Nepal protests: Brahma Chellaney calls out Western media on their biased coverage
Nepal protests: Brahma Chellaney calls out Western media on their biased coverageNepal is the latest victim of a romanticised Western media script of a student-led “revolution” topping corrupt, inefficient governments in developing countries – the previous one being Bangladesh and how a revolution led to the ouster of Sheikh Hasina, wrote geostrategist and author Brahma Chellaney.
In a column for The Hill, Chellaney said Indonesia’s weeks-long unrest might also be packaged as another ‘people’s revolution’ if the government falls. Such oversimplified narratives conceal the real factors which often include “power struggles, economic stress and cynical opportunism”, while “condoning violence, including the torching of state institutions”.
Chellaney said such acts would have attracted long prison terms in the West but have been “framed in terms of democratic romance” for Western audiences.
This is not the first time Western analysts have mistaken mob rule for popular empowerment, he said. The winners in such turmoil are not the people but men in uniform.

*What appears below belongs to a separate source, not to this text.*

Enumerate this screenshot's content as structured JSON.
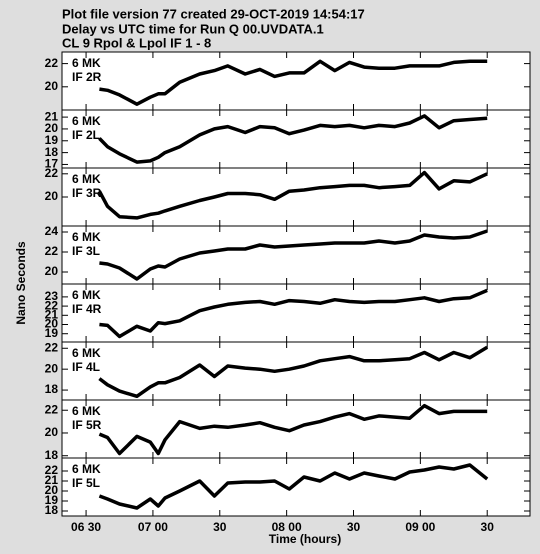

“The West’s romanticization of uprisings in fragile states is dangerous. By valorising mob violence as a form of democratic ferment, it lends legitimacy to movements that destroy institutions rather than strengthen them. It blinds outsiders to the fact that the real victors are often military generals, not citizens. And it reduces the genuine struggle for accountable governance to a spectacle for foreign consumption,” said Chellaney in the piece.
Western media applies one standard at home and another abroad. When a mob stormed US Capitol in 2021, it was rightly condemned as lawlessness, but when rioters lynched police in Nepal, it was hailed as “people’s revolution”, said Chellaney.
Such double standards dignify disorder elsewhere that would never have been tolerated at home, said the geostrategist.
“Nepal’s tragedy should serve as a cautionary tale. Democracy cannot be built on ashes and lynchings. It rests on institutions, legality and order — the very foundations mobs destroyed and the military has now sought to restore. To mistake chaos for change is to invite more instability, not less,” he said.